Она вовсе не держала обиды на Вишневу, за то, что та ее уволила. Душа к работе не лежала: не по ней чертить монотонные архитектурные планы. Еще и с коллегами отношения не сложились – не любила Люда женские коллективы. Все же, было одно обстоятельство, которое удерживало Людмилу в «Камеи», но об этом она старалась не признаваться даже самой себе. Потому, что ей было неловко и стыдно. Стыдно за свою детскую наивность, с которой она надеялась на сказку, на воплощение своих фантазий. То, что все это пустые мечты, Людочка прекрасно понимала, не верила в них, но почему-то надеялась. А вдруг…
Варшавин появился в «Камеи» незаметно, хотя не заметить такого видного парня могла только Люда. Когда она смотрела на человека, она многого в нем не замечала: не видела лица, как уложены волосы, подстрижены ногти, во что одет, обут. Людмила вовсе не была близорукой или, того хуже, не в себе. Похомову, прежде всего, интересовала сущность человека, каков он сам, а не его внешний вид. Она легко улавливала интонации голоса, настроение человека, как он говорит, волнуется ли или уверен в себе. Как чекист в былые времена брал на карандаш, так и Людмила, непроизвольно подмечала в уме каждую мелочь, отражающую внутренний мир человека, из чего в последствии слагались образы. Через эти образы она потом и видела людей. Возраст, физические недостатки, изъяны внешности – всё это теряло значение, благодаря располагающим чертам характера: весёлые и обаятельные люди выглядели молодыми и красивыми. Вечно жалующиеся на жизнь ворчуны, напротив, старели на глазах, а нелюдимые буки, даже при безупречной внешности, смотрелись квазимодами.

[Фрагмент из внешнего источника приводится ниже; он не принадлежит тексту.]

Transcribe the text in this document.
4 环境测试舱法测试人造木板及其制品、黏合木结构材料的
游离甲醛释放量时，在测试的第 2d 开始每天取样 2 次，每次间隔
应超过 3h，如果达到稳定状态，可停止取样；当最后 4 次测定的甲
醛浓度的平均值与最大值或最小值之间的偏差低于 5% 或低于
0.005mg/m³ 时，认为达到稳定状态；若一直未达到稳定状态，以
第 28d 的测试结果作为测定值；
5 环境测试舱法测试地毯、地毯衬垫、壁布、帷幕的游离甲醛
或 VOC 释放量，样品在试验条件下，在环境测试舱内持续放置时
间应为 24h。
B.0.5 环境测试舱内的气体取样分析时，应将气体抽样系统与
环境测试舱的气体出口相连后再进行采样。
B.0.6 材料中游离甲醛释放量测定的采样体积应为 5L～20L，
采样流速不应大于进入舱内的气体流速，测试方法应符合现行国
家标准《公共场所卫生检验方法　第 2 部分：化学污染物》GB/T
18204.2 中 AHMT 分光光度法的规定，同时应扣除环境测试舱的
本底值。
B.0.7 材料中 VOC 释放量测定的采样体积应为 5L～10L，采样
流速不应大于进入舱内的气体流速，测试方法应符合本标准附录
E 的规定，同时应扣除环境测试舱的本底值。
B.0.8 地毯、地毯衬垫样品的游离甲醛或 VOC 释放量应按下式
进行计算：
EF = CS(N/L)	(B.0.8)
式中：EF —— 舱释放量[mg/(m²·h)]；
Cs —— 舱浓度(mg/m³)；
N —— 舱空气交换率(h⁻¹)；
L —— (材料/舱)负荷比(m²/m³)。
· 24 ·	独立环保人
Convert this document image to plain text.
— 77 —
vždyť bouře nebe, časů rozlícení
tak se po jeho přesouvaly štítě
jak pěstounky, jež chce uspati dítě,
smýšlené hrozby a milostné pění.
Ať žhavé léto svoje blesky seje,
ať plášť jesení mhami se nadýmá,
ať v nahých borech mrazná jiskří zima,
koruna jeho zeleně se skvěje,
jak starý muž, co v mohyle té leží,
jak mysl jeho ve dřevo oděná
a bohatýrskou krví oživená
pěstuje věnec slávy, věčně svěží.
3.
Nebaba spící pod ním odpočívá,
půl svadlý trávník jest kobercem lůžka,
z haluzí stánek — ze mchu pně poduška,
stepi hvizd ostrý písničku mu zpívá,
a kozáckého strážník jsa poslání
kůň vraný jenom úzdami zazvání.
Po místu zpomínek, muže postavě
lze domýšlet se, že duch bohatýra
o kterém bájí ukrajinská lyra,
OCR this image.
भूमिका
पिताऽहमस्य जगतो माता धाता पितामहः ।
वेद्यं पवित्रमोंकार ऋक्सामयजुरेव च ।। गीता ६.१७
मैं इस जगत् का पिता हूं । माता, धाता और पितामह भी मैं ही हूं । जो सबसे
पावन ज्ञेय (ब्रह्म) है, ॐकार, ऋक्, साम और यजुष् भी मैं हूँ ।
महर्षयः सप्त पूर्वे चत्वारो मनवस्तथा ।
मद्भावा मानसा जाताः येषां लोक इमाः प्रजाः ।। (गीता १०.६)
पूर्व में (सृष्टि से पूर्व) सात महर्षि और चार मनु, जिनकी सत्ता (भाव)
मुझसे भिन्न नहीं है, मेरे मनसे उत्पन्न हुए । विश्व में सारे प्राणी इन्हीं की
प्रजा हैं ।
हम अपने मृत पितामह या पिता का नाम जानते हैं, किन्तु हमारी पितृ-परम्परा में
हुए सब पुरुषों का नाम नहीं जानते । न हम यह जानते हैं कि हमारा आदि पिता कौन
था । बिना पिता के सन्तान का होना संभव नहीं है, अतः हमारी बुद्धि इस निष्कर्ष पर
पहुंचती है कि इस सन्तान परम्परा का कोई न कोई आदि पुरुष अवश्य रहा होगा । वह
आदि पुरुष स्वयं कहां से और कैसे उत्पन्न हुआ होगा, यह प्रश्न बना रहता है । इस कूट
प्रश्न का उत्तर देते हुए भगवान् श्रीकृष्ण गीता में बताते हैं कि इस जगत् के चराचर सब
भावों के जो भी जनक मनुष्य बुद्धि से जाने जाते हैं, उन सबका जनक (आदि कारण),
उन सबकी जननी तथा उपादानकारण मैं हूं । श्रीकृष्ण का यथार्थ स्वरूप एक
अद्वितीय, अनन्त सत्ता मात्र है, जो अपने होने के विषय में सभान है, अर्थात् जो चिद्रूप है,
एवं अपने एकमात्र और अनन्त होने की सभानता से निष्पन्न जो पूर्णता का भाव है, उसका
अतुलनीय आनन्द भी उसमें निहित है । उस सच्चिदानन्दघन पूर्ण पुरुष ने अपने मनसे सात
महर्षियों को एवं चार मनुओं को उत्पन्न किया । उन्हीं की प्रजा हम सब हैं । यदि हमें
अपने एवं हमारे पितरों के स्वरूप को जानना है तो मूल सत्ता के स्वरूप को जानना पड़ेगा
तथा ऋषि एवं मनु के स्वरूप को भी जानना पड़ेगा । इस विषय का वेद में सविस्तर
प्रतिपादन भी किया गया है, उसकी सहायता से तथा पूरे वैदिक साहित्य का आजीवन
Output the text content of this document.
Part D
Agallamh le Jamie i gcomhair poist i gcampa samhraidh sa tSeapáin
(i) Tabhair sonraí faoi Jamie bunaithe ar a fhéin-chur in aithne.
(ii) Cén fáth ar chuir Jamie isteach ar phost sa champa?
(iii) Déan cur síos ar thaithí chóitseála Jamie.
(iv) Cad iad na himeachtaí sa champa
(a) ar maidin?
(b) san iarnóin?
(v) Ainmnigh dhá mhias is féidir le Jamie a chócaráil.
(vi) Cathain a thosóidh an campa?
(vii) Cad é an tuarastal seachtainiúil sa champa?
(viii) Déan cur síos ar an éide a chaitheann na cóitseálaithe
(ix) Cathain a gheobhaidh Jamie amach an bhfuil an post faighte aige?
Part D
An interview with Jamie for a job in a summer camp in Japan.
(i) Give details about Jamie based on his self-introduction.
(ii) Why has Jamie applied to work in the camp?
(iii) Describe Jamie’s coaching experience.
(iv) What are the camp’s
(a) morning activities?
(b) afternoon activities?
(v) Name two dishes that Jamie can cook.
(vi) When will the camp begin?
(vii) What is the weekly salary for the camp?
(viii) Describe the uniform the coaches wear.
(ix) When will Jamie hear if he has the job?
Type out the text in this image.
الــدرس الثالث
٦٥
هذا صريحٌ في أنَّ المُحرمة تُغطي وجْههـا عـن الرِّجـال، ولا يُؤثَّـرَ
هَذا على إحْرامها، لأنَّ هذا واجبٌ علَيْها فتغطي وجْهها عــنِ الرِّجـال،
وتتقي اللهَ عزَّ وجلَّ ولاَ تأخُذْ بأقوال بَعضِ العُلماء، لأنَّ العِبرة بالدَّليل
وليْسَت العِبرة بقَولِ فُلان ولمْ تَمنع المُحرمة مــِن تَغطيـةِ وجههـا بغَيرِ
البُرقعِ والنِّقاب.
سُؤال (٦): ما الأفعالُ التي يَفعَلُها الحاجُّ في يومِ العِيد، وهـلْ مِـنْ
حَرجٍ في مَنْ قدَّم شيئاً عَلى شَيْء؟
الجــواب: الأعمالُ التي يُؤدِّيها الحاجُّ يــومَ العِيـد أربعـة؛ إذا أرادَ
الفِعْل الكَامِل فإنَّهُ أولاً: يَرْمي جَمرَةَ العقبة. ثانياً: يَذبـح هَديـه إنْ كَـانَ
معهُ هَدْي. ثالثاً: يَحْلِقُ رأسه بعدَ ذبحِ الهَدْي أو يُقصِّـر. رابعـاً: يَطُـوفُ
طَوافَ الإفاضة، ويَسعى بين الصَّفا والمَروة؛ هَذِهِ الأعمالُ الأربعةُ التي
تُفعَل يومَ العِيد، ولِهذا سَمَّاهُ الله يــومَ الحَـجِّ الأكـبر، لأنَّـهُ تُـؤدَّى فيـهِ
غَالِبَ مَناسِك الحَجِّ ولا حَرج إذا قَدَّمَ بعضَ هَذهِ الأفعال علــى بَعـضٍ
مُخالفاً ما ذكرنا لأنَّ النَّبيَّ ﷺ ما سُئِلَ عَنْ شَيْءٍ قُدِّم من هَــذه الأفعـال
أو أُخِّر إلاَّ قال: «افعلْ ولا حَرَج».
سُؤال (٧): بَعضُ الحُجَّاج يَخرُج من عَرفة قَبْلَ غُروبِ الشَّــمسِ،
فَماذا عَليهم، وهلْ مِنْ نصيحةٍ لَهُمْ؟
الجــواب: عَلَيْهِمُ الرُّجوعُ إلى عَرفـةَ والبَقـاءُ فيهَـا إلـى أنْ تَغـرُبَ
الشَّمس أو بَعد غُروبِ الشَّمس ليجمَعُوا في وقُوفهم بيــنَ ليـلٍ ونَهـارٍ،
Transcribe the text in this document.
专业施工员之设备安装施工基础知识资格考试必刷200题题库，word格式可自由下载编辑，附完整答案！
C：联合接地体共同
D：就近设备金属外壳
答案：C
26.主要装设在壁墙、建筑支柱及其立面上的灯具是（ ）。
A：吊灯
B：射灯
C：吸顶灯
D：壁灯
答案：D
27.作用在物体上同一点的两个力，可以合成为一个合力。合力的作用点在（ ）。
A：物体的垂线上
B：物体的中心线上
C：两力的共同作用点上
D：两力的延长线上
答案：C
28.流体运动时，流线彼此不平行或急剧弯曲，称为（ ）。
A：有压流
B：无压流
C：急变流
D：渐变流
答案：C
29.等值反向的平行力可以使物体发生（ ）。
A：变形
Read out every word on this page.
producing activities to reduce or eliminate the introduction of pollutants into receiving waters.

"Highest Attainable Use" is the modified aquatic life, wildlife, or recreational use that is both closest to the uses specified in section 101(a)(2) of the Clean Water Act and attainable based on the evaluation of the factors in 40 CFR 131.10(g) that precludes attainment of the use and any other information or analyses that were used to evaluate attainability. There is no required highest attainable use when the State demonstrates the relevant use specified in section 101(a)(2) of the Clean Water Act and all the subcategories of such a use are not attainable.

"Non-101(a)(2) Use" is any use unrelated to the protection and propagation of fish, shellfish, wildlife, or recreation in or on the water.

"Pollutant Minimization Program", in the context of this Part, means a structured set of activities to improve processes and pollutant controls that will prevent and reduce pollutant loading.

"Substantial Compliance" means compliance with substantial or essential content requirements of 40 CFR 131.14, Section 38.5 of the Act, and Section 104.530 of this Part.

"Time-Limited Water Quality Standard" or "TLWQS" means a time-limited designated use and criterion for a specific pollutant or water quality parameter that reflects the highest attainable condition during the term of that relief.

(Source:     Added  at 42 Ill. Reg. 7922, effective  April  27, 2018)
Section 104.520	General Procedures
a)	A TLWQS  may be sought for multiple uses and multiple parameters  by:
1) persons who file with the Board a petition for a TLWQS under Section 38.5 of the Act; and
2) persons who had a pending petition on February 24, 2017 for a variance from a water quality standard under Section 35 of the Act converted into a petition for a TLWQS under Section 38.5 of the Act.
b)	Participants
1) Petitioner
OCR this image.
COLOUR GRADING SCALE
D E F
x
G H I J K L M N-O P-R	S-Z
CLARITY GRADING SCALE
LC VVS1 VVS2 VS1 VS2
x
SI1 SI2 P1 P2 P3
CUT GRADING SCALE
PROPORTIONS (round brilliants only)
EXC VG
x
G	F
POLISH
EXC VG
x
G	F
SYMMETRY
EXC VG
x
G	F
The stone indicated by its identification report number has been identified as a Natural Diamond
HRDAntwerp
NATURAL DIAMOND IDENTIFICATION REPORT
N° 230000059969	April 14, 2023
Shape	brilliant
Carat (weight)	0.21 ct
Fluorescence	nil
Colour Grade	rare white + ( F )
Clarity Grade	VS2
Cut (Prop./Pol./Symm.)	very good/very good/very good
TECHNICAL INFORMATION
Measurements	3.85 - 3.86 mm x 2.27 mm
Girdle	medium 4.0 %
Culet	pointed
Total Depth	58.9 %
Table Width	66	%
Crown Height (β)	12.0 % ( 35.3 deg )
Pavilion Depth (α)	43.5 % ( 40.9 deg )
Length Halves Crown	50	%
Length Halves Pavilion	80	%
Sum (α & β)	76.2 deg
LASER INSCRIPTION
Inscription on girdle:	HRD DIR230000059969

Миша Варшавин понравился ей отнюдь не из-за своего высокого роста и красивого лица. (Быть может, в действительности, оно не такое уж и красивое, а казалось таковым благодаря обаянию. Красивый ли Миша или нет, объективно Похомова теперь сказать не могла – его внешность неразрывно была связана с образом, что ей представлялся). Варшавин пару раз ей улыбнулся, когда шел по коридору навстречу, заговорил не о чем у стенда с объявлениями, потом в обед вместе сидели за одним столиком в кафе. Миша был немногословен, но всегда вежлив и галантен. Что о нем знала Люда? Да почти ничего. Работает в отделе информационных технологий, то есть пишет какие-то программы. Имя и то узнала по телефонному списку. Интересно, знает ли он, как ее зовут? Люда не помнила, чтобы Варшавин хоть раз назвал ее по имени – все время как-то обходились без имен. Наверно, знает. Она же на день рождения присылала ему открытку по электронной почте. Там в конце автоматически ставится подпись: «оператор Людмила А. Похомова». Жаль, что писала с корпоративного адреса, надо было со своего, на Яндексе. Теперь уволилась, и почтовый ящик стал недоступен. Да что она себе выдумывает? Будто бы Варшавин спит и видит, как бы ей письмо накропать. Ну и что, что он ей писал? Если смотреть правде в глаза, первой всегда писала она, Люда, а он всего лишь отвечал, как воспитанный человек.